DFO proposes new limits on marine mammal watching
The goal: “to help reduce the risk to the conservation of marine mammals”
Keep your distance from marine mammals, that’s the new rule proposed for whale, seal and walrus watchers from the federal Department of Fisheries and Oceans.
“There is evidence that the presence of marine mammal watching vessels disrupts the normal activities of the animals in the short and long term,” says a policy statement published this week in the Canada Gazette along with the amendments to the Marine Mammal Regulations. “The large number of vessels that approach marine mammals too closely, move too quickly, operate too noisily, or pursue animals has a consequence on the life processes for whales and other marine mammals by changing the behaviour of targeted species.”
The changes will come as welcome news to some Hunters and Trappers Organizations in Nunavut, such as the HTO in Igloolik, which banned walrus-watching in 2008 because they feared the outfitter-operated tour boats were scaring the walrus.
The DFO has proposed amendments to the Marine Mammal Regulations which toughen those up the existing regulations and replace difficult-to-enforce voluntary guidelines now in effect.
The proposed amendments, which define disturbance as approaching a marine mammal to feed it, swim with it, interact with it or cause it to move, will benefit the animals by reducing disruptions caused by marine mammal watching activities, the DFO says.
The new regulations are intended to help marine mammals communicate, move, mate, feed and care for their young, and “reduce the risk to the conservation of marine mammals,” the WFO says.
The regulations, which will apply to all 83 species of whales, dolphins and porpoises and seals in Canadian waters, introduce a minimum approach distance of 100 metres to marine mammals.
The DFO says a 100 m-approach distance is appropriate in most circumstances “without unnecessarily restricting the public from enjoying the benefits of marine mammal viewing.”
Commercial vessels that are in transit are exempted from these proposed regulations, it says.
But in the case of walrus the proposed minimum approach distance could be up to three times larger, depending on the circumstances.
The minimum approach distance would be 100 m on water when walrus are “most able” to respond by changing course, or diving.
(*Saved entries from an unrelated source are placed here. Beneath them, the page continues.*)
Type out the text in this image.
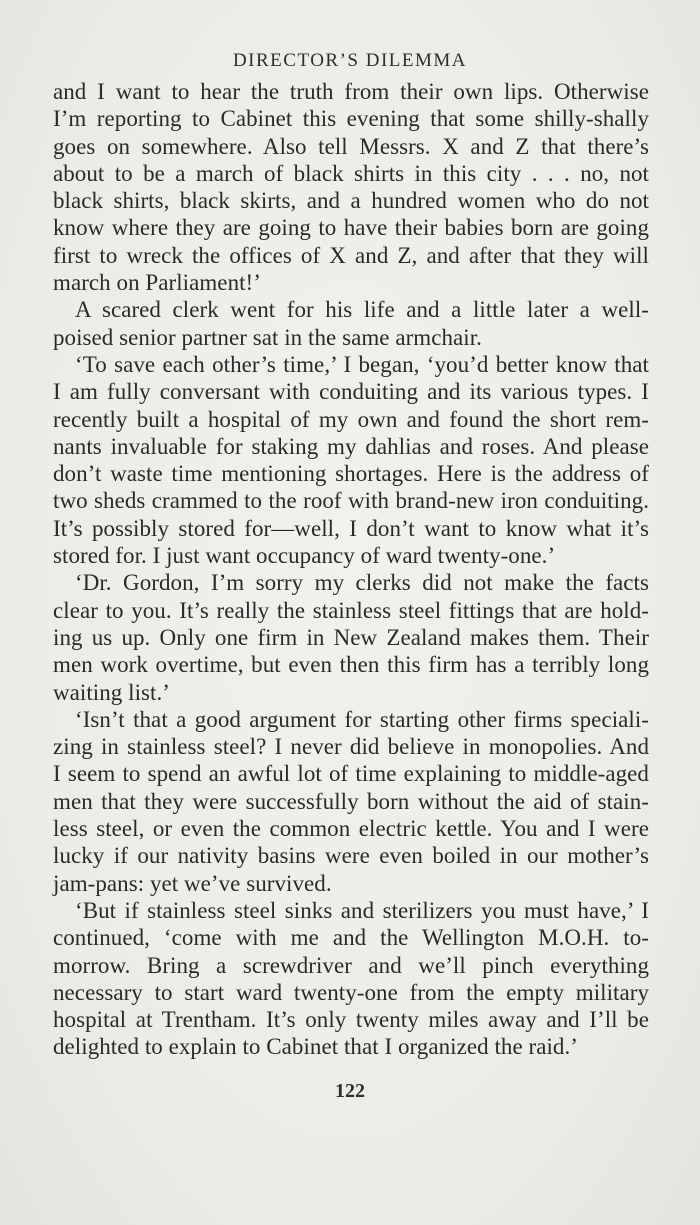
DIRECTOR’S DILEMMA
and I want to hear the truth from their own lips. Otherwise
I’m reporting to Cabinet this evening that some shilly-shally
goes on somewhere. Also tell Messrs. X and Z that there’s
about to be a march of black shirts in this city . . . no, not
black shirts, black skirts, and a hundred women who do not
know where they are going to have their babies born are going
first to wreck the offices of X and Z, and after that they will
march on Parliament!’
A scared clerk went for his life and a little later a well-
poised senior partner sat in the same armchair.
‘To save each other’s time,’ I began, ‘you’d better know that
I am fully conversant with conduiting and its various types. I
recently built a hospital of my own and found the short rem-
nants invaluable for staking my dahlias and roses. And please
don’t waste time mentioning shortages. Here is the address of
two sheds crammed to the roof with brand-new iron conduiting.
It’s possibly stored for—well, I don’t want to know what it’s
stored for. I just want occupancy of ward twenty-one.’
‘Dr. Gordon, I’m sorry my clerks did not make the facts
clear to you. It’s really the stainless steel fittings that are hold-
ing us up. Only one firm in New Zealand makes them. Their
men work overtime, but even then this firm has a terribly long
waiting list.’
‘Isn’t that a good argument for starting other firms speciali-
zing in stainless steel? I never did believe in monopolies. And
I seem to spend an awful lot of time explaining to middle-aged
men that they were successfully born without the aid of stain-
less steel, or even the common electric kettle. You and I were
lucky if our nativity basins were even boiled in our mother’s
jam-pans: yet we’ve survived.
‘But if stainless steel sinks and sterilizers you must have,’ I
continued, ‘come with me and the Wellington M.O.H. to-
morrow. Bring a screwdriver and we’ll pinch everything
necessary to start ward twenty-one from the empty military
hospital at Trentham. It’s only twenty miles away and I’ll be
delighted to explain to Cabinet that I organized the raid.’
122
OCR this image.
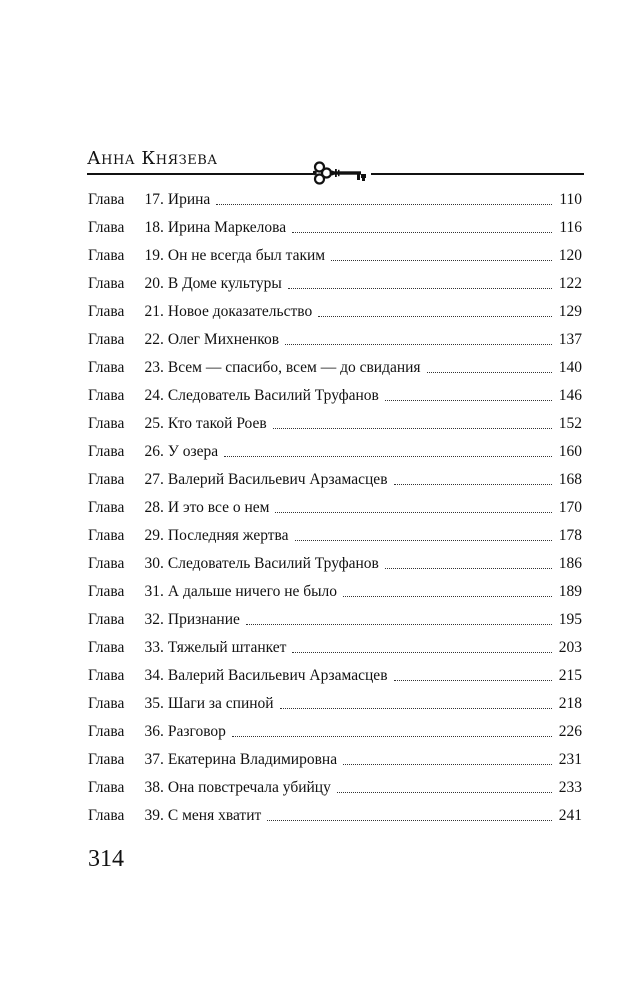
Анна Князева
Глава	17 . Ирина	110
Глава	18 . Ирина Маркелова	116
Глава	19 . Он не всегда был таким	120
Глава	20 . В Доме культуры	122
Глава	21 . Новое доказательство	129
Глава	22 . Олег Михненков	137
Глава	23 . Всем — спасибо, всем — до свидания	140
Глава	24 . Следователь Василий Труфанов	146
Глава	25 . Кто такой Роев	152
Глава	26 . У озера	160
Глава	27 . Валерий Васильевич Арзамасцев	168
Глава	28 . И это все о нем	170
Глава	29 . Последняя жертва	178
Глава	30 . Следователь Василий Труфанов	186
Глава	31 . А дальше ничего не было	189
Глава	32 . Признание	195
Глава	33 . Тяжелый штанкет	203
Глава	34 . Валерий Васильевич Арзамасцев	215
Глава	35 . Шаги за спиной	218
Глава	36 . Разговор	226
Глава	37 . Екатерина Владимировна	231
Глава	38 . Она повстречала убийцу	233
Глава	39 . С меня хватит	241
314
The approach distance would be increased to 200 m when walrus are hauled out on floating ice, when increased risk of injury to calves or smaller animals as adults return to the water, the DFO says.
The distance would be increased to 300 m when on the shore or on consolidated ice, because walrus are resting and they have only one escape option (back to water) and the risk is greatest then that calves may be trampled.
The principle for determining the approach distance to walrus depends on how well a walrus can escape without injuring smaller animals, the DFO says.
This new approach distance also addresses disturbance caused by ships when walrus are on land-based haul-outs.
There have been examples of haul-outs being abandoned as a result of increased vessel traffic in the vicinity, the DFO notes.
The amended regulations would also introduce a ban on flight manoeuvres, including landings, take-offs and changes in the course or altitude of the aircraft, that are intended “to bring the aircraft closer to a marine mammal or to otherwise disturb it.”
This prohibition would be apply when an aircraft is flying at less than 304.8 m (1,000 feet) within a one-half nautical mile radius of the marine mammal but it wouldn’t apply to commercial aircraft operating on a scheduled flight plan.
There are other exceptions made for people who are authorized to hunt marine mammals, for employees of DFO, the Canadian Coast Guard, the Parks Canada Agency or the Department of National Defence, members of the Canadian Forces and peace officers.
Comments on the proposed regulations can be made to the DFO within 60 days of March 24, when the regulations were published.